Plogojowitz, Peter

Plogojowitz, Peter

(pop culture)

One of the more famous historical vampires, Peter Plogojowitz lived in Kisolova, a small village in Austrian-occupied Serbia, an area officially incorporated into the province of Hungary. The town of Kisolova was not far from Medvegia, the home of Arnold Paul, another famous “vampire,” whose case occurred at the same time.

Plogojowitz died in September 1728 at the age of sixty-two. But three days later in the middle of the night he returned to his home and asked his son for food, then left. Two evenings later he reappeared and again asked for food. When the son refused, he was found dead the next day. At roughly the same time, several villagers became ill with exhaustion, diagnosed with an excessive loss of blood. They claimed that they had been visited by Plogojowitz in a dream and that he bit them on the neck and sucked their blood. All in all, nine persons mysteriously died of this strange illness during the following week.

When the chief magistrate sent a report of the deaths to the commander of the Imperial forces, the commander responded with a visit to the village. He demanded that the graves of all the recently dead be opened. Astonishingly, they found that body of Plogojowitz was less like a corpse than a man in a trance, breathing very gently. His eyes were open, his flesh plump, and his complexion ruddy. His hair and nails appeared to have grown since his burial and fresh skin was found just below the scarf. Most importantly, his mouth was smeared with fresh blood.

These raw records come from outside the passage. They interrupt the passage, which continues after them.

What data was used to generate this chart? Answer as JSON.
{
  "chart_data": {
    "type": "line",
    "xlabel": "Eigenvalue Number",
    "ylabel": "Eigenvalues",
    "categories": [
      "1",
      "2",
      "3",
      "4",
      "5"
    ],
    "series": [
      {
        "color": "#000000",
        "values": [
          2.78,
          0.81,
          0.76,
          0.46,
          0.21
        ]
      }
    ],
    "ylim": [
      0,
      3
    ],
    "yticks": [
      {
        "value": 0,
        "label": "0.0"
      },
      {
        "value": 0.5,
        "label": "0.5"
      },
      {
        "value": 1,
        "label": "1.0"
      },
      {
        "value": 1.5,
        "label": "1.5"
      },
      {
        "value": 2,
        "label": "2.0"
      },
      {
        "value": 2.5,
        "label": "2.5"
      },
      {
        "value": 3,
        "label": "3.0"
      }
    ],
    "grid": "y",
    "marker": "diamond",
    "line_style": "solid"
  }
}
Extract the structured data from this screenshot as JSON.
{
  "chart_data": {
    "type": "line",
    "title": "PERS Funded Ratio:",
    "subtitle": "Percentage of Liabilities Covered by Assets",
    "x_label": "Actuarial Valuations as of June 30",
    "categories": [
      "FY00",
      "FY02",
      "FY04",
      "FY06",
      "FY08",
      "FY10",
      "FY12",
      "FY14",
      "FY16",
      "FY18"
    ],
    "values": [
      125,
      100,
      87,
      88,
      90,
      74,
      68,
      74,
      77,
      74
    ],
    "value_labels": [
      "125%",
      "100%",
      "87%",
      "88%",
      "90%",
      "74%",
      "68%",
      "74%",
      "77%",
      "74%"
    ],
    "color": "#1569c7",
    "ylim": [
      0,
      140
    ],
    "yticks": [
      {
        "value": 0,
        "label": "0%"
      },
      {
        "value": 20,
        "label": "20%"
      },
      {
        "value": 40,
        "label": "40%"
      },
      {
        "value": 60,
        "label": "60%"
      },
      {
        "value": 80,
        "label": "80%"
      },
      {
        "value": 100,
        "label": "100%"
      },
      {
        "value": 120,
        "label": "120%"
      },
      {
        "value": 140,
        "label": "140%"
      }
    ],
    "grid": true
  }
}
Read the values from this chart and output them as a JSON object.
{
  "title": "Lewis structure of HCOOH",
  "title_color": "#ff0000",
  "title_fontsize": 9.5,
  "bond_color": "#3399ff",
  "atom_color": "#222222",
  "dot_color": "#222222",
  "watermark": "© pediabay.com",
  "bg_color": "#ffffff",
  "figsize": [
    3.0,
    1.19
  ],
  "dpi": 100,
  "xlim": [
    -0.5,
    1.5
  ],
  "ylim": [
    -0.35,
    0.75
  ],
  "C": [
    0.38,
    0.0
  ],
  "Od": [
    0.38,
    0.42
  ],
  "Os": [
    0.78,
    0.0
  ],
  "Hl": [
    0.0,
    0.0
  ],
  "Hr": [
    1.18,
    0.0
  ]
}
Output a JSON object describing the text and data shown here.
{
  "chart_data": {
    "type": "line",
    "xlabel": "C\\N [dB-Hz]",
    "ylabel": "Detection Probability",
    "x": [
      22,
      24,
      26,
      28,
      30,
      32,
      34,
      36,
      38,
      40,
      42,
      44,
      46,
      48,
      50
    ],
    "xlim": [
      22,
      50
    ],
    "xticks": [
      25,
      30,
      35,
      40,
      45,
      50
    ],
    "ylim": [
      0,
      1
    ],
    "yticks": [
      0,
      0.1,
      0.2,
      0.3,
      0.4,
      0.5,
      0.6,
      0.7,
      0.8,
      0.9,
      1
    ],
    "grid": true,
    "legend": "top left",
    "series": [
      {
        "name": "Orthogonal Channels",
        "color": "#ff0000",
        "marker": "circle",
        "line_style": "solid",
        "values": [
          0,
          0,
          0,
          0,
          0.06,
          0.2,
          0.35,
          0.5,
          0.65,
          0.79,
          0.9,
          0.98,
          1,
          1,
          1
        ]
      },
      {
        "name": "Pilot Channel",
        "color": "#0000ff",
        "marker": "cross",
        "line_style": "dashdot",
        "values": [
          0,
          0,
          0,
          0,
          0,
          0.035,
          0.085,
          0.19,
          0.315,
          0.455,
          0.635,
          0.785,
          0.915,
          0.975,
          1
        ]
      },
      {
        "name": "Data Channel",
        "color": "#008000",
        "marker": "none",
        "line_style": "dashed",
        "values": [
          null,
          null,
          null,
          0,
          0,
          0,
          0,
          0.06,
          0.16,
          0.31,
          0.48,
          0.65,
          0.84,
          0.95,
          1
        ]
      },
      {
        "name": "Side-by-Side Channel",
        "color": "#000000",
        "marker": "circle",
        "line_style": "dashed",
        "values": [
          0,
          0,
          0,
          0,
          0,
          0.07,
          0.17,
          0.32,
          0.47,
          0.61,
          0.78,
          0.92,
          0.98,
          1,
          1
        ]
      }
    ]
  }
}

The commander quickly concluded that Plogojowitz was a vampire. The executioner who came to Kisolova with the commander drove a stake through the body. When he did, blood gushed from the wound and from the orifices of the body. The body was then burned. None of the other bodies manifested signs of vampirism, but to protect them, and the other villagers, garlic and whitethorn were placed in their graves and their bodies were returned to the ground.

The story was reported by the Marquis d’Argens in his Lettres Juives, which was quickly translated into an English version in 1729. Even though his story was not as well known as the incidents that began with Arnold Paul, the Plogojowitz case was a major element in the European vampire controversy of the 1730s.

Sources:

Barber, Paul. Vampires, Burial, and Death: Folklore and Reality. New Haven, CT: Yale University Press, 1988. 236 pp.Hamberger, Klaus. Mortuus non mordet. Dokumente zum Vampirismus 1689–1791. Wien: Turia und Kant 1992. This painstakingly edited collection of sources on the vampire exhumations of the 1730s and related eighteenth-century phenomena is the one most important collection of sources on “original” vampires. This is the only edition using the relevant archives themselves.Summers, Montague. The Vampire in Europe. London: Routledge, Kegan Paul, Trench, Trubner & Co., 1929. 329 pp. Rept. New Hyde Park, NY: University Books, 1961. 329 pp.